2021-05-04, 15:00: Mr. Mayur Bakrania (UCL)
Mr. Mayur Bakrania
University College London, UK
Applying unsupervised learning and outlier detection methods to characterise magnetotail plasma sheet populations and instabilities
Abstract: Collisionless space plasma environments are characterised by distinct particle populations that typically do not mix. Although moments of their velocity distributions help in distinguishing different plasma regimes, the distribution functions themselves provide more comprehensive information about the plasma state. Unlike moments, however, distributions are not easily characterised by a small number of parameters, making their classification more difficult.
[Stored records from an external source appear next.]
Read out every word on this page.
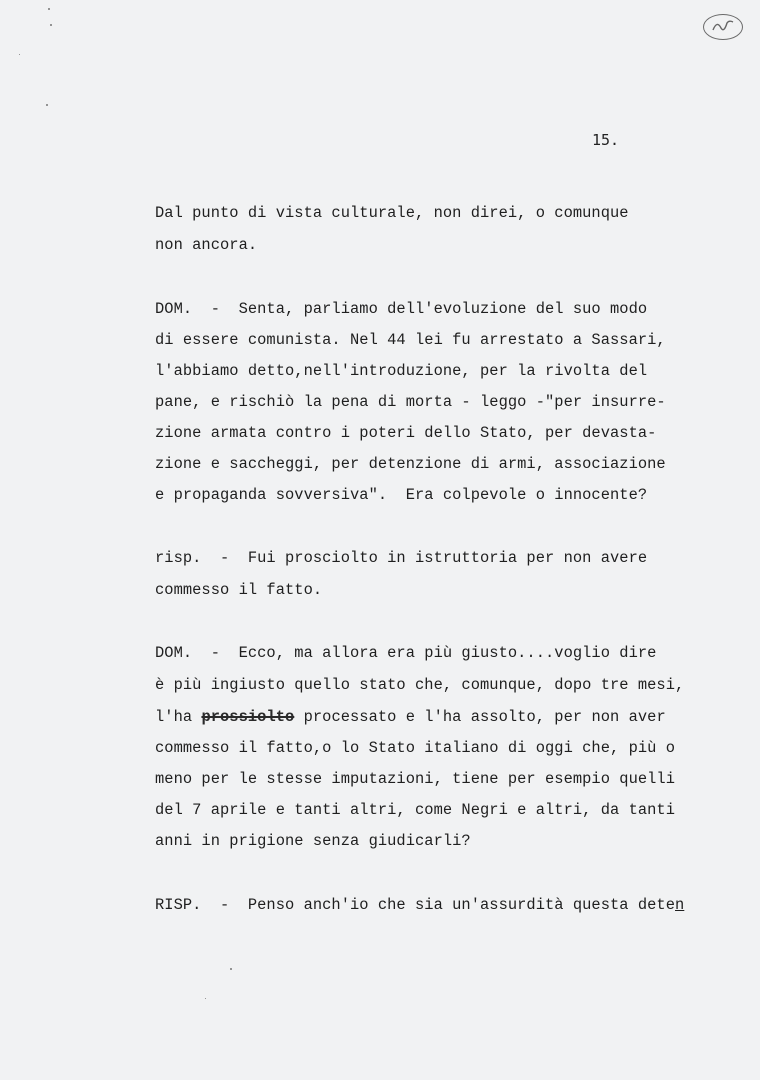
15.
Dal punto di vista culturale, non direi, o comunque
non ancora.
DOM.  -  Senta, parliamo dell'evoluzione del suo modo
di essere comunista. Nel 44 lei fu arrestato a Sassari,
l'abbiamo detto,nell'introduzione, per la rivolta del
pane, e rischiò la pena di morta - leggo -"per insurre-
zione armata contro i poteri dello Stato, per devasta-
zione e saccheggi, per detenzione di armi, associazione
e propaganda sovversiva".  Era colpevole o innocente?
risp.  -  Fui prosciolto in istruttoria per non avere
commesso il fatto.
DOM.  -  Ecco, ma allora era più giusto....voglio dire
è più ingiusto quello stato che, comunque, dopo tre mesi,
l'ha prossiolto processato e l'ha assolto, per non aver
commesso il fatto,o lo Stato italiano di oggi che, più o
meno per le stesse imputazioni, tiene per esempio quelli
del 7 aprile e tanti altri, come Negri e altri, da tanti
anni in prigione senza giudicarli?
RISP.  -  Penso anch'io che sia un'assurdità questa deten
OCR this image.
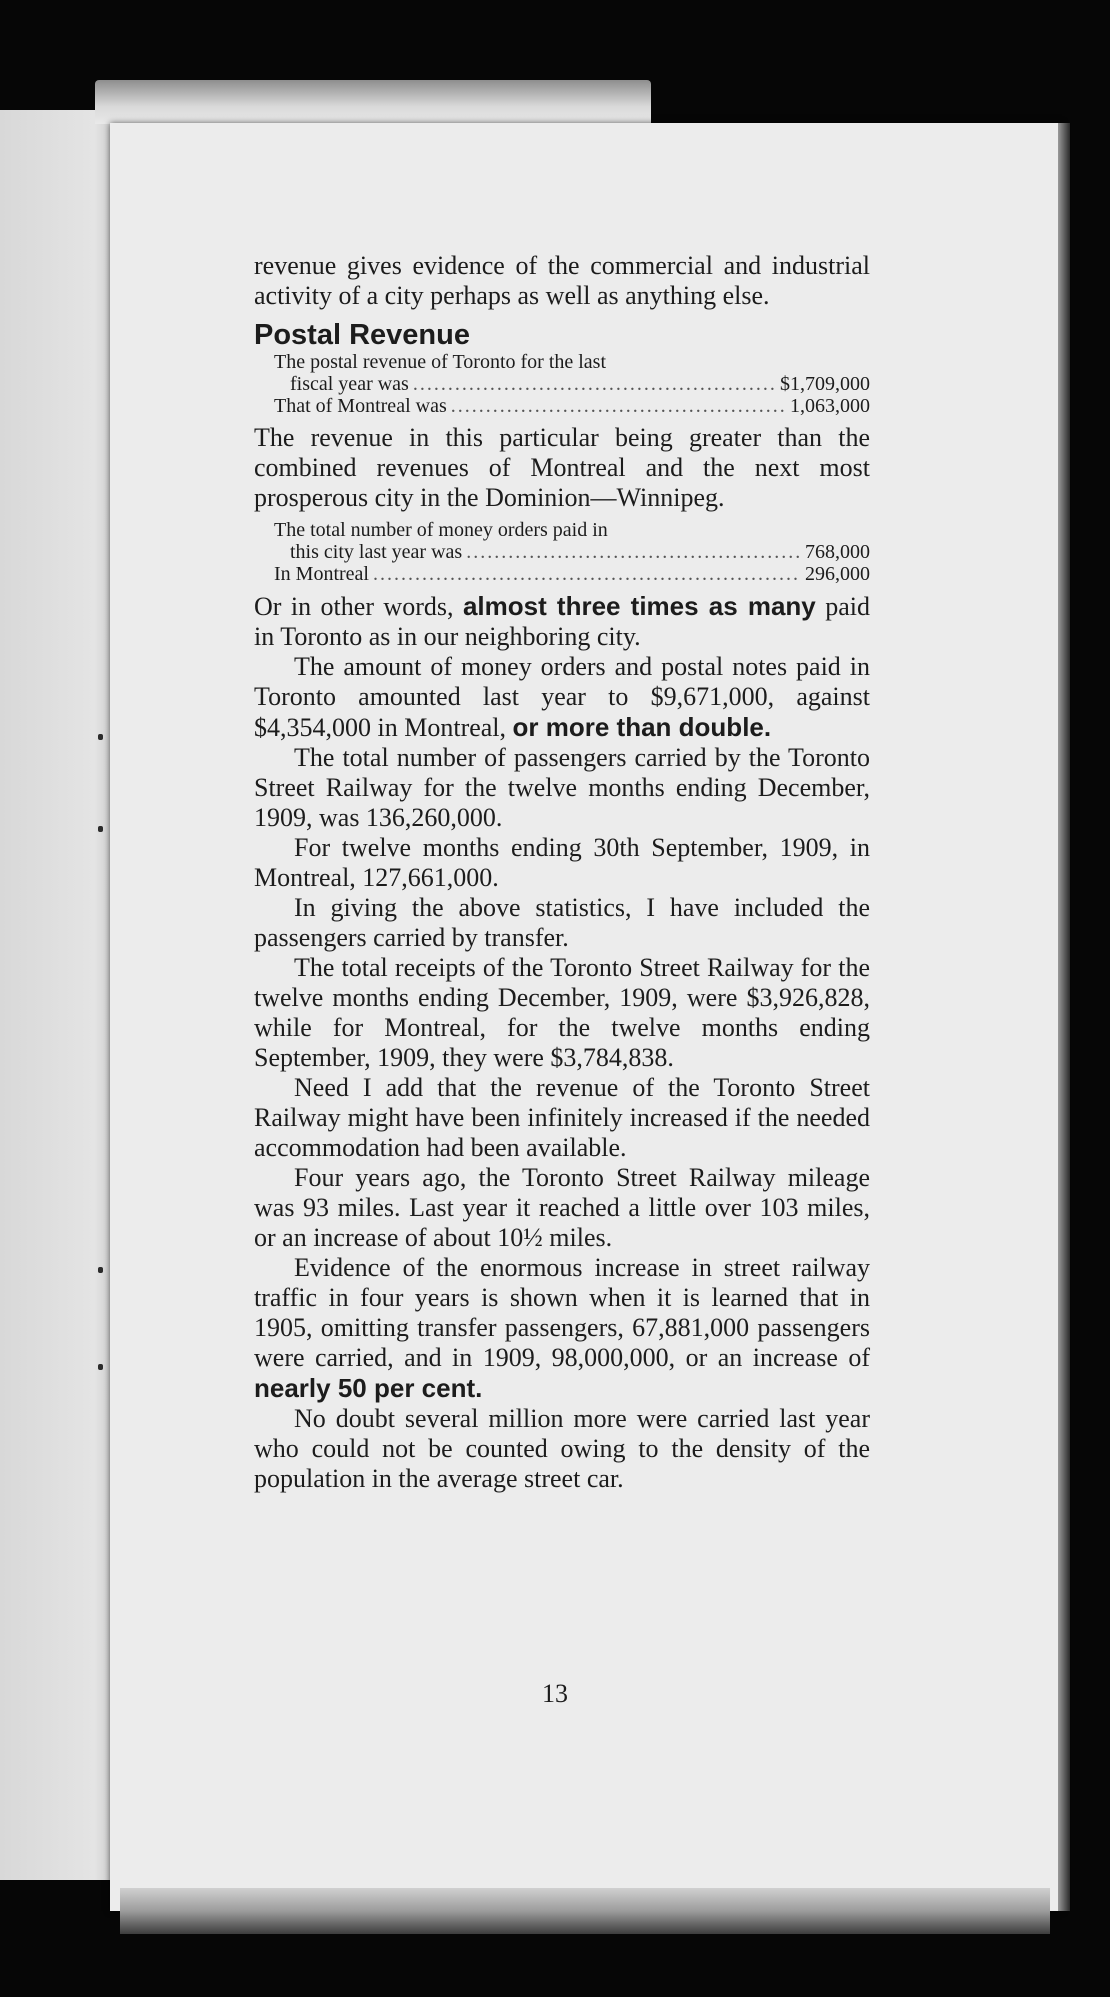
revenue gives evidence of the commercial and industrial activity of a city perhaps as well as anything else.

Postal Revenue

The postal revenue of Toronto for the last

fiscal year was .....	$1,709,000
That of Montreal was .....	1,063,000

The revenue in this particular being greater than the combined revenues of Montreal and the next most prosperous city in the Dominion—Winnipeg.

The total number of money orders paid in

this city last year was .....	768,000
In Montreal .....	296,000

Or in other words, almost three times as many paid in Toronto as in our neighboring city.

The amount of money orders and postal notes paid in Toronto amounted last year to $9,671,000, against $4,354,000 in Montreal, or more than double.

The total number of passengers carried by the Toronto Street Railway for the twelve months ending December, 1909, was 136,260,000.

For twelve months ending 30th September, 1909, in Montreal, 127,661,000.

In giving the above statistics, I have included the passengers carried by transfer.

The total receipts of the Toronto Street Railway for the twelve months ending December, 1909, were $3,926,828, while for Montreal, for the twelve months ending September, 1909, they were $3,784,838.

Need I add that the revenue of the Toronto Street Railway might have been infinitely increased if the needed accommodation had been available.

Four years ago, the Toronto Street Railway mileage was 93 miles. Last year it reached a little over 103 miles, or an increase of about 10½ miles.

Evidence of the enormous increase in street railway traffic in four years is shown when it is learned that in 1905, omitting transfer passengers, 67,881,000 passengers were carried, and in 1909, 98,000,000, or an increase of nearly 50 per cent.

No doubt several million more were carried last year who could not be counted owing to the density of the population in the average street car.

13
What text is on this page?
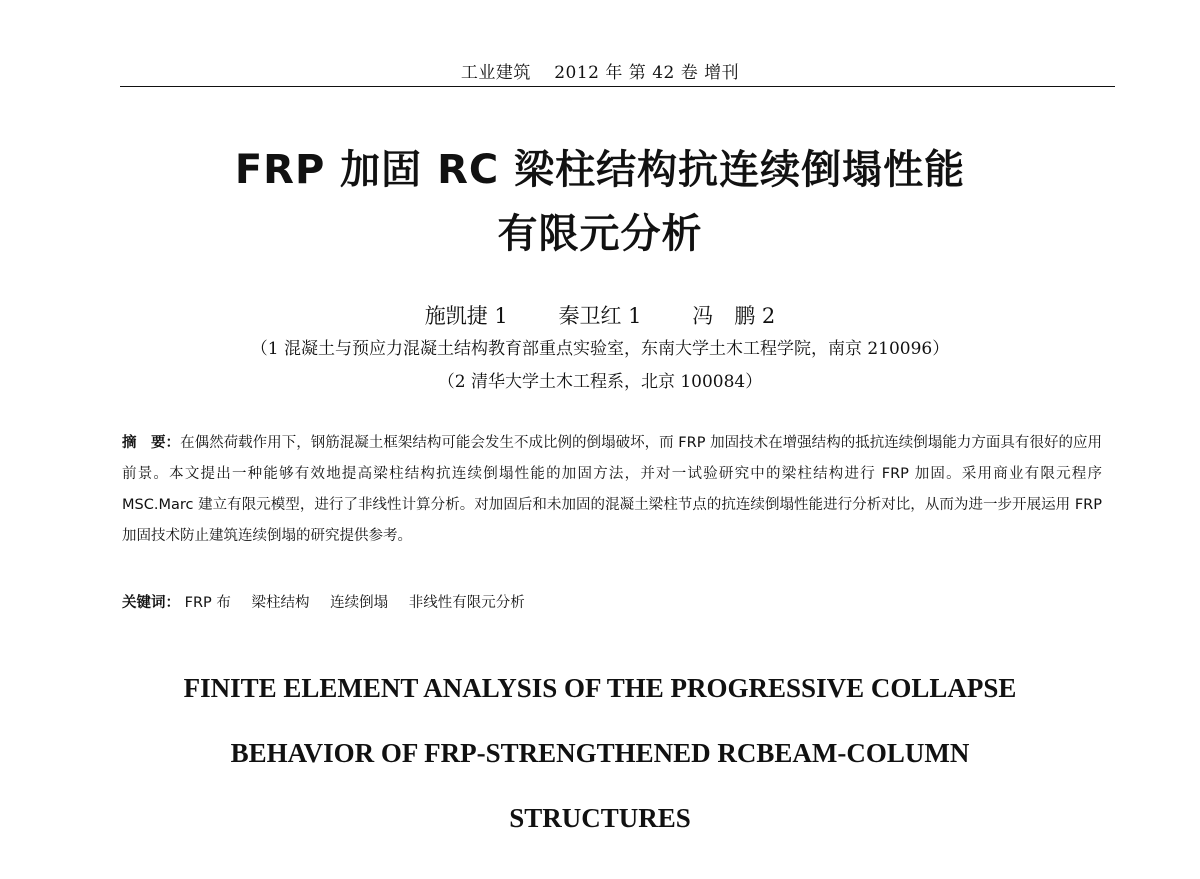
工业建筑　 2012 年 第 42 卷 增刊
FRP 加固 RC 梁柱结构抗连续倒塌性能
有限元分析
施凯捷 1 秦卫红 1 冯　鹏 2
（1 混凝土与预应力混凝土结构教育部重点实验室，东南大学土木工程学院，南京 210096）
（2 清华大学土木工程系，北京 100084）
摘　要：在偶然荷载作用下，钢筋混凝土框架结构可能会发生不成比例的倒塌破坏，而 FRP 加固技术在增强结构的抵抗连续倒塌能力方面具有很好的应用前景。本文提出一种能够有效地提高梁柱结构抗连续倒塌性能的加固方法，并对一试验研究中的梁柱结构进行 FRP 加固。采用商业有限元程序 MSC.Marc 建立有限元模型，进行了非线性计算分析。对加固后和未加固的混凝土梁柱节点的抗连续倒塌性能进行分析对比，从而为进一步开展运用 FRP 加固技术防止建筑连续倒塌的研究提供参考。
关键词： FRP 布 梁柱结构 连续倒塌 非线性有限元分析
FINITE ELEMENT ANALYSIS OF THE PROGRESSIVE COLLAPSE
BEHAVIOR OF FRP-STRENGTHENED RCBEAM-COLUMN
STRUCTURES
To perform this classification, we distinguish between the different plasma regions by applying dimensionality reduction and clustering methods to electron and ion distributions in pitch angle and energy space. We test our algorithms by applying them to data from the Earth’s magnetotail. Traditionally, it is thought that the magnetotail is split into three regions that are defined by their plasma characteristics. However, we identify several more distinct groups of distributions, that are dependent upon significantly more complex plasma and field dynamics. We find clear distinctions between the electron and ion regions, showing us how each of these particle populations evolve separately.
A further use of neural networks is for outlier detection. With these methods, we identify anomalous distributions that are consistent with theoretical predictions of the tearing instability. The tearing instability is an explosive mechanism which leads to the formation of X-points and plasmoids in laboratory and space plasmas, subsequently causing magnetic reconnection. Due to its elusive nature, this is the first in-situ observation of the tearing instability. We are therefore able to characterise the temporal and spatial evolution of the tearing mode into magnetic reconnection, and how the surrounding plasma is energised during this process.